Es wird geschätzt,
dass das Restless Legs Syndrom (RLS) zu den häufigen Erkrankungen
der Bevölkerung zählt und ungefähr 2-5% der Bevölkerung
mit unterschiedlichem Schweregrad betrifft. Wer an einem RLS (Krankheitsbeschwerden
der unruhigen Beine) leidet, empfindet seine Beschwerden oft als so seltsam,
dass er sie seinem Arzt oder auch seinen Angehörigen gar nicht schildern
möchte.
Typischerweise treten
in Ruhe oder Entspannungssituationen, meist auch beim Versuch, einzuschlafen
oder während der Nacht, äußerst unangenehme Empfindungen
in den Beinen ein- oder beidseitig auf. Meistens beginnen die Beschwerden
im Wadenbereich, können aber auch im Knie lokalisiert sein oder den
Oberschenkel mit einbeziehen und manchmal abwechselnd das linke oder rechte
Bein betreffen. Die Patienten beschreiben die Beschwerden als Stechen
oder Ziehen, aber auch als Kribbeln, Reißen, Jucken oder auch als
Schmerzen. Diese Missempfindungen gehen mit einem Bewegungsdrang der Beine
einher. Deswegen sind die Patienten gezwungen, die Beine zu bewegen, am
besten aufzustehen oder Gymnastik zu machen.
Manche Patienten verspüren auch das Bedürfnis, die Beine kalt
oder warm zu duschen, um sich Erleichterung zu verschaffen.
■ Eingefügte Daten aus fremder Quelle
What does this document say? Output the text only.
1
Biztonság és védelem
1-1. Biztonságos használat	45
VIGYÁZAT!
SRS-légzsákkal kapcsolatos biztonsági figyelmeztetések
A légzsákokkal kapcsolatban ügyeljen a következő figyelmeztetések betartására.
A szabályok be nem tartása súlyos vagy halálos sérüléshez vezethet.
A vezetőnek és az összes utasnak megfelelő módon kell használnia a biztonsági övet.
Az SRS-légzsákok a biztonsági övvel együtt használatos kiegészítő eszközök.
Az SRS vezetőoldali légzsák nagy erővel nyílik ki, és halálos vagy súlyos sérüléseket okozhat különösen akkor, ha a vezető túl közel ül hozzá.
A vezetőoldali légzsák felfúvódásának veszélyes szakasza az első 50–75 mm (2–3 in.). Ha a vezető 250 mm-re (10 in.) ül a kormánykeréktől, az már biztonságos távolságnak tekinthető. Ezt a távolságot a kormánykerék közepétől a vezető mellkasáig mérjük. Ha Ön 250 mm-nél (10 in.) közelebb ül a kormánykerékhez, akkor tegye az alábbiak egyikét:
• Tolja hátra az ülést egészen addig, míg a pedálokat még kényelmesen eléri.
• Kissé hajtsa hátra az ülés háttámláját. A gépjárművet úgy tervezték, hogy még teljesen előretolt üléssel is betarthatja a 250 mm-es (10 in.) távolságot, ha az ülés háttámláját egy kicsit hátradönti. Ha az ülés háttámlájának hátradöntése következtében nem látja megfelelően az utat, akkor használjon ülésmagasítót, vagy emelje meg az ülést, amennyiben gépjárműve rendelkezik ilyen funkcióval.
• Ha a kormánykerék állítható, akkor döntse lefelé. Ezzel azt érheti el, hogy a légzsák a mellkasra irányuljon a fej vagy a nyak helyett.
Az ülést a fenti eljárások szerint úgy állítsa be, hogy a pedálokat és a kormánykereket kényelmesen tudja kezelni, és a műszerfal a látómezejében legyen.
Andere reiben,
massieren, bürsten, erwärmen die Beine oder laufen im Schnee.
Diese so genannten Hausmittel der Betroffenen kommen meist
nachts zur Anwendung, um das extrem unangenehme Gefühl in den Beinen
zu lindern oder zum Verschwinden zu bringen. Manche Patienten bemerken
auch, dass nach einiger Zeit kleine Muskelzuckungen an den Beinen auftreten,
die zu kurzen Beinbewegungen führen können und von den Patienten
nicht zu steuern, d.h. unwillkürlich sind. Diese Muskelzuckungen
oder Krämpfe können ebenso durch Umhergehen wieder verschwinden.
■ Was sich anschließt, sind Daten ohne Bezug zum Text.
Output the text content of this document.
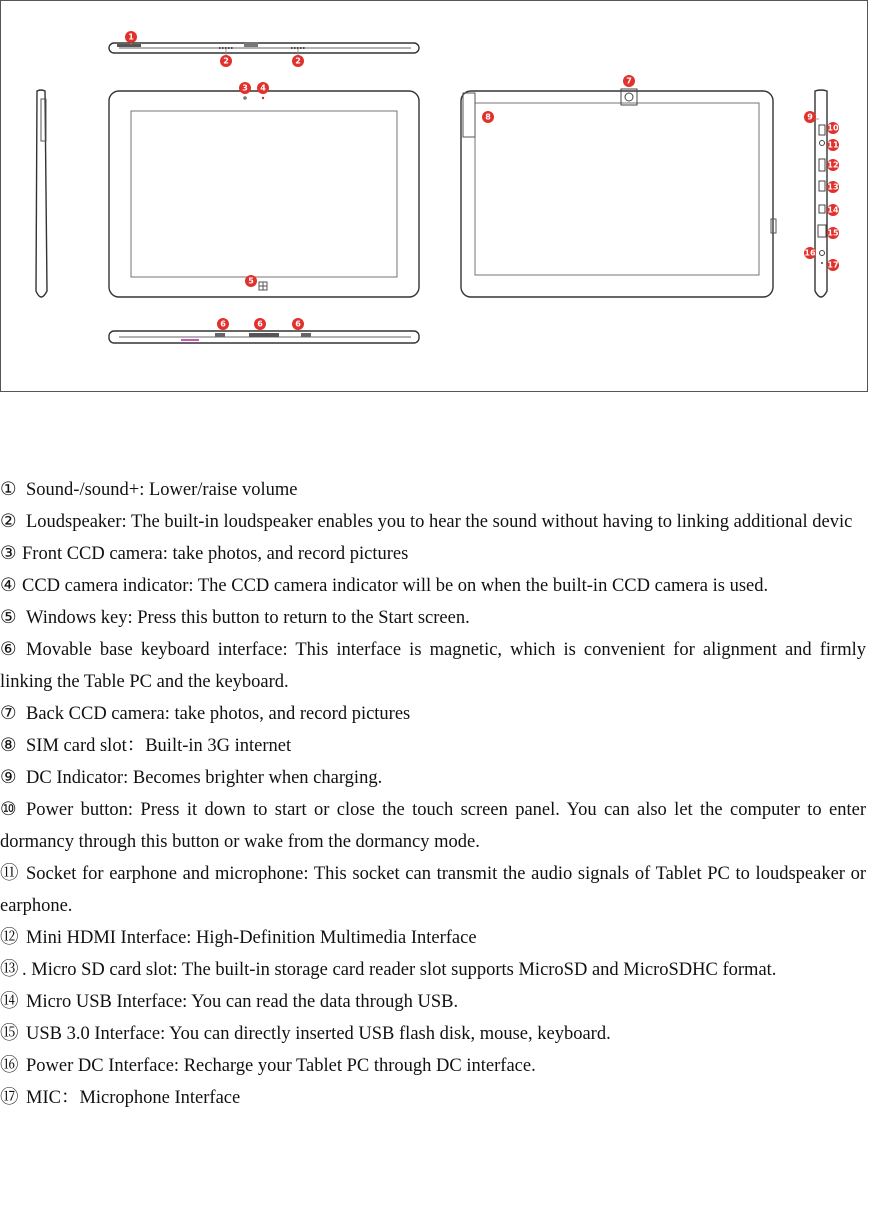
1
2	2
3 4
5
6	6	6
7
8	9
10
11
12
13
14
15
16
17

① Sound-/sound+: Lower/raise volume

② Loudspeaker: The built-in loudspeaker enables you to hear the sound without having to linking additional devic

③ Front CCD camera: take photos, and record pictures

④ CCD camera indicator: The CCD camera indicator will be on when the built-in CCD camera is used.

⑤ Windows key: Press this button to return to the Start screen.

⑥ Movable base keyboard interface: This interface is magnetic, which is convenient for alignment and firmly linking the Table PC and the keyboard.

⑦ Back CCD camera: take photos, and record pictures

⑧ SIM card slot：Built-in 3G internet

⑨ DC Indicator: Becomes brighter when charging.

⑩ Power button: Press it down to start or close the touch screen panel. You can also let the computer to enter dormancy through this button or wake from the dormancy mode.

⑪ Socket for earphone and microphone: This socket can transmit the audio signals of Tablet PC to loudspeaker or earphone.

⑫ Mini HDMI Interface: High-Definition Multimedia Interface

⑬ . Micro SD card slot: The built-in storage card reader slot supports MicroSD and MicroSDHC format.

⑭ Micro USB Interface: You can read the data through USB.

⑮ USB 3.0 Interface: You can directly inserted USB flash disk, mouse, keyboard.

⑯ Power DC Interface: Recharge your Tablet PC through DC interface.

⑰ MIC：Microphone Interface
Die unangenehmen Beschwerden können zu Einschlaf- und Durchschlafstörungen
führen, weil die Beschwerden an den Beinen meist im Liegen auftreten
und die Patienten bis zu Stunden am Einschlafen hindern. Manche Patienten
schlafen nur bei kühler Temperatur, z.B. ohne Bettdecke, andere wiederum
können nur bei Wärme einschlafen, z.B. mit Wollsocken. Es gibt
auch Betroffene, die ganze Nächte umherwandern, um sich Erleichterung
zu verschaffen.
Inzwischen ist bekannt, dass die Beschwerden des RLS der biologischen
Uhr, dem so genannten Zeitgeber oder zirkadianen Rhythmus folgen. Die
Beschwerden nehmen üblicherweise ab dem späten Nachmittag zu
und erreichen ein Maximum zwischen Mitternacht und 2 Uhr morgens. Gegen
Morgen ist im Allgemeinen ein besserer Schlaf möglich, deswegen sollten
RLS-Patienten z.B. am Wochenende möglichst länger in den Vormittag
hinein schlafen. Erst mit zunehmender Schwere der Erkrankung wird dieser
Rhythmus wohl weniger ausgeprägt und die Beschwerden treten während
des ganzen Tages jeweils in Ruhe auf. Müdigkeit scheint den Schlaf
nicht zu verbessern, sodass starke körperliche Anstrengung die Beschwerden
in der folgenden Nacht eher noch verschlechtern kann.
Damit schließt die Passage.